Reconciliations of the non-GAAP financial measures provided in this press
release to their most directly comparable GAAP financial measures are provided
in the financial tables included at the end of this press release. An
explanation of these measures and how they are calculated are also included
below under the heading "Non-GAAP Financial Measures."
Fourth Quarter Business Highlights:
* We announced the addition of Impersonation Protect to Mimecast Targeted
Threat Protection product line. Impersonation Protect is the first service
available to tackle the growing threat from business email compromise
attacks, also called CEO Fraud or whaling. This attack, which bypasses
traditional security gateways as there is no malware to detect, uses social
engineering to target individual employees within specific departments
responsible for the data or finances that criminals are targeting.
* Sales of Targeted Threat Protection significantly increased during the
quarter, with more than 1,000 new customers signing up to purchase the
service. 19% of our customers are now using the service.
* 14% of customers are using Mimecast in conjunction with Microsoft® Office
365(TM) compared to 12% in the third quarter.

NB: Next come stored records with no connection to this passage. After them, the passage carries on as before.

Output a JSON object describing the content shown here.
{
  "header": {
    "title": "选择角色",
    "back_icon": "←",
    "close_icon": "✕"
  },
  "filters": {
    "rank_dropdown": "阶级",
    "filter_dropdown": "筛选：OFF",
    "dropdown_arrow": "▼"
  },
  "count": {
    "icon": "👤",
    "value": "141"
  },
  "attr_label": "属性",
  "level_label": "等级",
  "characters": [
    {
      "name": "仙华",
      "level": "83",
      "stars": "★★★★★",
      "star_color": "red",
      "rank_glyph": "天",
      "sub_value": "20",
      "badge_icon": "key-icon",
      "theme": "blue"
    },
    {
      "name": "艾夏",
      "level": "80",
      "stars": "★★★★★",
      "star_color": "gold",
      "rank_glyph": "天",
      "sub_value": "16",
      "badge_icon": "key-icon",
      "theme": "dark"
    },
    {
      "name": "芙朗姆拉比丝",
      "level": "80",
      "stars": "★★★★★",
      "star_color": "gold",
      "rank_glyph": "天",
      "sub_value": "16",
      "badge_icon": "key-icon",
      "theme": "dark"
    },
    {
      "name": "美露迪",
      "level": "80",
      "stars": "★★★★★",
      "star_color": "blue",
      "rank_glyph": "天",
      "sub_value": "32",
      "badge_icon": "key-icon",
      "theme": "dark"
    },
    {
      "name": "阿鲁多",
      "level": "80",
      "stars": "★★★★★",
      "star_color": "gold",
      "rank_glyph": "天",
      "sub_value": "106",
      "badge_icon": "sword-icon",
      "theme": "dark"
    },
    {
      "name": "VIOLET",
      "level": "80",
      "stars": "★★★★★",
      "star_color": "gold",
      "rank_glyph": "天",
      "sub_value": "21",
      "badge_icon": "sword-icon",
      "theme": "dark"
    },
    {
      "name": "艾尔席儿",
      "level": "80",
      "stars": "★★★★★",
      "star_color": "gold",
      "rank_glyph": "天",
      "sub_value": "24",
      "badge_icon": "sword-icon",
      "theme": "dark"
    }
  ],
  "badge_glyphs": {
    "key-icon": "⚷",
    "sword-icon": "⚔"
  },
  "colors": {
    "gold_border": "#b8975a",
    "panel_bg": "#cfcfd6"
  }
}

Office 365(TM) continues to
be a catalyst for growth for the Company as more than 600 new customers in
the fourth quarter improved their security protection, data archiving and
service continuity by combining these two cloud-only services.

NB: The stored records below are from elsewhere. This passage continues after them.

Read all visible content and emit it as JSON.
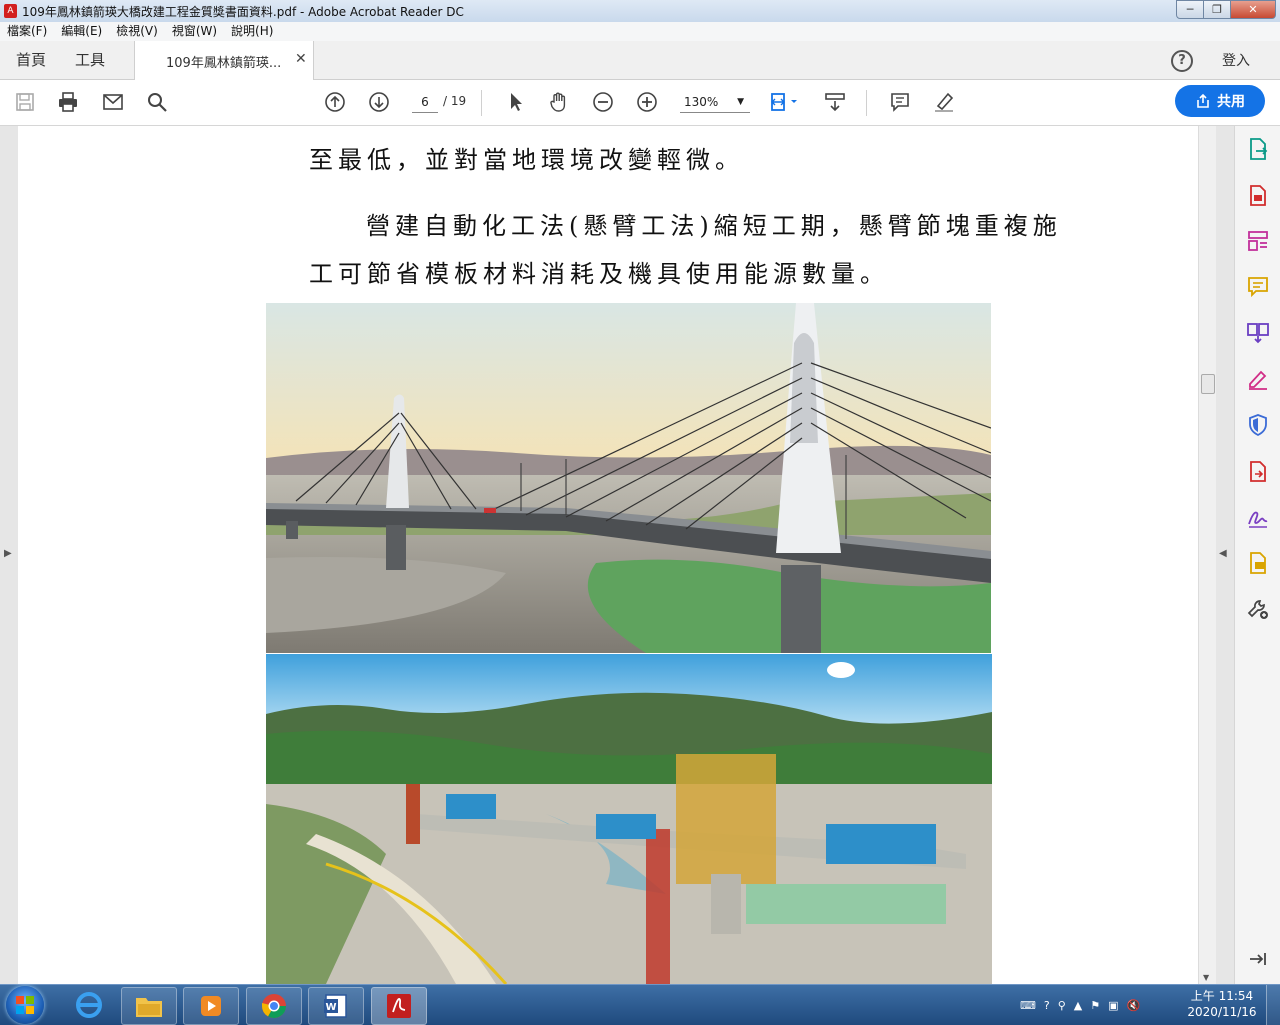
{
  "window": {
    "title": "109年鳳林鎮箭瑛大橋改建工程金質獎書面資料.pdf - Adobe Acrobat Reader DC",
    "controls": {
      "minimize": "─",
      "maximize": "❐",
      "close": "✕"
    }
  },
  "menu": [
    "檔案(F)",
    "編輯(E)",
    "檢視(V)",
    "視窗(W)",
    "說明(H)"
  ],
  "tabs": {
    "home": "首頁",
    "tools": "工具",
    "document": "109年鳳林鎮箭瑛...",
    "close": "✕"
  },
  "header": {
    "help": "?",
    "signin": "登入"
  },
  "toolbar": {
    "page_current": "6",
    "page_total": "/ 19",
    "zoom": "130%",
    "share_label": "共用"
  },
  "document": {
    "line1": "至最低，並對當地環境改變輕微。",
    "line2": "營建自動化工法(懸臂工法)縮短工期，懸臂節塊重複施",
    "line3": "工可節省模板材料消耗及機具使用能源數量。"
  },
  "taskbar": {
    "time": "上午 11:54",
    "date": "2020/11/16"
  },
  "colors": {
    "accent": "#1473e6",
    "acrobat_red": "#d21f1f",
    "taskbar": "#1f4a7e"
  }
}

* We extended our leadership team with the addition of two experienced
executives: Alex Bender, Senior Vice President of Global Marketing and Mark
Basler, Senior Vice President of Product Management.
* We passed an independent Health Insurance Portability and Accountability Act
(HIPAA) Security Compliance Assessment and Service Organization Control 2
Type 1 (SOC 2 Type 1) Independent Service Audit allowing Mimecast to better
serve covered entities.
Business Outlook
Mimecast is providing guidance for the first quarter and full year 2017
First Quarter 2017 Guidance:
For the first quarter of 2017, we expect constant currency revenue growth to be
between 24% and 26% and revenue to be between $39.5 million to $39.9 million.
Exchange rates in certain currencies we operate in have weakened in the period
due to the strengthening of the US dollar compared to the same period in the
prior year. Fluctuations in these rates have impacted our revenue guidance by
$1.8 million. Approximately $1.0 million of this impact relates to the
translation of South African Rand based revenue and the remainder relates to
British Pound based revenue. We believe that constant currency revenue growth is
a useful way to measure the underlying strength of our business as it excludes
these short term fluctuations. Adjusted EBITDA is expected to be in the range
of $0.3 million to $1.4 million.
Full Year 2017 Guidance:
For the full year 2017, we expect constant currency revenue growth to be between
22% and 26% and revenue to be between $170.2 million to $175.9 million. Foreign
exchange rate fluctuations are impacting this guidance by $3.2 million of which
$1.0 million relates to the South African Rand and $2.2 Million relates to the
British Pound.
Conference Call and Webcast Information
Mimecast will host a conference call to discuss these financial results for
investors and analysts at 5:00 pm EDT (UTC-04:00) on May 16, 2016. To access
the conference call, dial (844) 815-2878 for the U.S. and Canada and (615)
800-6885 for international callers and enter conference ID #96763926. The call
will also be webcast live on the investor relations section of the Company's
website at http://investors.mimecast.com. An audio replay of the call will be
available two hours after the live call ends by dialing (855) 859-2056 for U.S.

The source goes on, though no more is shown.